The US dollar is set to recover some of its earlier losses versus the Australian currency this week, as investor sentiment turned sour from earlier released economic data. Chinese inflation was reported to have quickened more than expected, spurring investor concerns and weakening the Aussie in turn.
After reporting yesterday that imports rose to a record in the world’s second largest economy’s biggest overseas market, Asian shares fell earlier today as a pick-up in Chinese inflation prompted profit taking. Chinese inflation rose 2.5 percent in December, overshooting expectations and dampening the chance for further policy easing as the nation recovers. The Australian dollar pulled back from along the 1.0596 level as technical indicators signaled that gains in the currency could have been too rapid.

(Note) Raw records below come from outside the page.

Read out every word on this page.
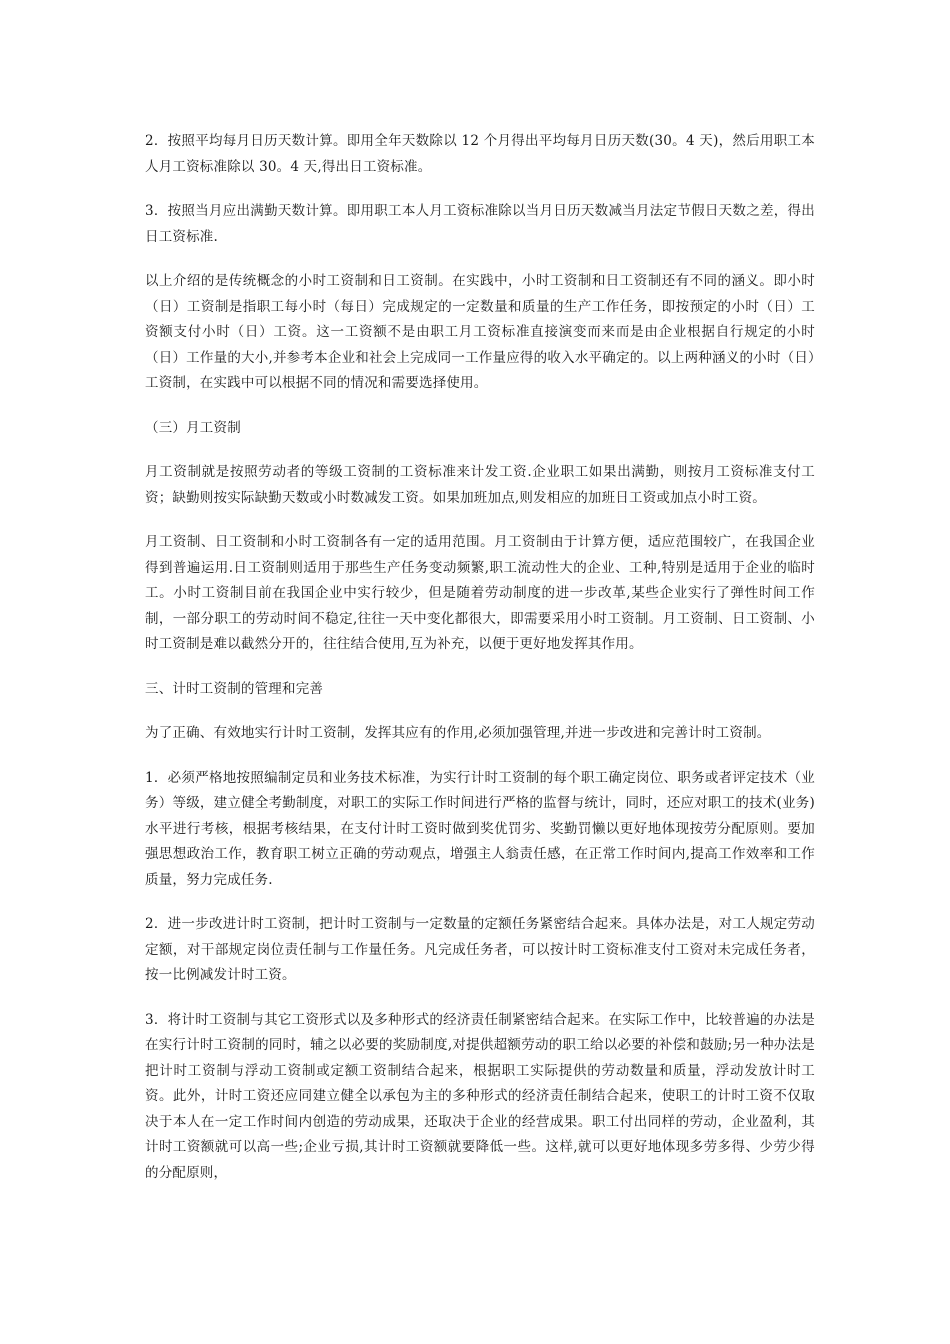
2．按照平均每月日历天数计算。即用全年天数除以 12 个月得出平均每月日历天数(30。4 天)，然后用职工本人月工资标准除以 30。4 天,得出日工资标准。

3．按照当月应出满勤天数计算。即用职工本人月工资标准除以当月日历天数减当月法定节假日天数之差，得出日工资标准.

以上介绍的是传统概念的小时工资制和日工资制。在实践中，小时工资制和日工资制还有不同的涵义。即小时（日）工资制是指职工每小时（每日）完成规定的一定数量和质量的生产工作任务，即按预定的小时（日）工资额支付小时（日）工资。这一工资额不是由职工月工资标准直接演变而来而是由企业根据自行规定的小时（日）工作量的大小,并参考本企业和社会上完成同一工作量应得的收入水平确定的。以上两种涵义的小时（日）工资制，在实践中可以根据不同的情况和需要选择使用。

（三）月工资制

月工资制就是按照劳动者的等级工资制的工资标准来计发工资.企业职工如果出满勤，则按月工资标准支付工资；缺勤则按实际缺勤天数或小时数减发工资。如果加班加点,则发相应的加班日工资或加点小时工资。

月工资制、日工资制和小时工资制各有一定的适用范围。月工资制由于计算方便，适应范围较广，在我国企业得到普遍运用.日工资制则适用于那些生产任务变动频繁,职工流动性大的企业、工种,特别是适用于企业的临时工。小时工资制目前在我国企业中实行较少，但是随着劳动制度的进一步改革,某些企业实行了弹性时间工作制，一部分职工的劳动时间不稳定,往往一天中变化都很大，即需要采用小时工资制。月工资制、日工资制、小时工资制是难以截然分开的，往往结合使用,互为补充，以便于更好地发挥其作用。

三、计时工资制的管理和完善

为了正确、有效地实行计时工资制，发挥其应有的作用,必须加强管理,并进一步改进和完善计时工资制。

1．必须严格地按照编制定员和业务技术标准，为实行计时工资制的每个职工确定岗位、职务或者评定技术（业务）等级，建立健全考勤制度，对职工的实际工作时间进行严格的监督与统计，同时，还应对职工的技术(业务)水平进行考核，根据考核结果，在支付计时工资时做到奖优罚劣、奖勤罚懒以更好地体现按劳分配原则。要加强思想政治工作，教育职工树立正确的劳动观点，增强主人翁责任感，在正常工作时间内,提高工作效率和工作质量，努力完成任务.

2．进一步改进计时工资制，把计时工资制与一定数量的定额任务紧密结合起来。具体办法是，对工人规定劳动定额，对干部规定岗位责任制与工作量任务。凡完成任务者，可以按计时工资标准支付工资对未完成任务者，按一比例减发计时工资。

3．将计时工资制与其它工资形式以及多种形式的经济责任制紧密结合起来。在实际工作中，比较普遍的办法是在实行计时工资制的同时，辅之以必要的奖励制度,对提供超额劳动的职工给以必要的补偿和鼓励;另一种办法是把计时工资制与浮动工资制或定额工资制结合起来，根据职工实际提供的劳动数量和质量，浮动发放计时工资。此外，计时工资还应同建立健全以承包为主的多种形式的经济责任制结合起来，使职工的计时工资不仅取决于本人在一定工作时间内创造的劳动成果，还取决于企业的经营成果。职工付出同样的劳动，企业盈利，其计时工资额就可以高一些;企业亏损,其计时工资额就要降低一些。这样,就可以更好地体现多劳多得、少劳少得的分配原则，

The Aussie continues to struggle against the 1.0600 resistance and is likely to go into a technical correction.
Back on American soil, the advance figure for seasonally adjusted initial claims for the week ending January 5 was 371,000, an increase of 4,000 from the previous week’s revised figure of 367,000. The 4-week moving average was 365,750, an increase of 6,750 from the previous week’s revised average of 359,000.
Also, the trade deficit in the US is perceived to have narrowed in November as fuel imports dropped and exports rebounded. According to the median forecast of economists, the trade gap shrank to $41.1 Billion from October’s $42.2 Bllion. Sustained job gains and the drop in oil prices that is helping to reduce the import bill are boosting the buying power of US households, thereby giving the world’s largest economy a lift. Though unlikely to buoy the demand for the Greenback, this could limit the bearish prospects of the Aussie today.
Considering these fundamental data, a short position is advised for the AUDUSD. Again, be cautious of the day’s trades and look out for probable spikes in price activity.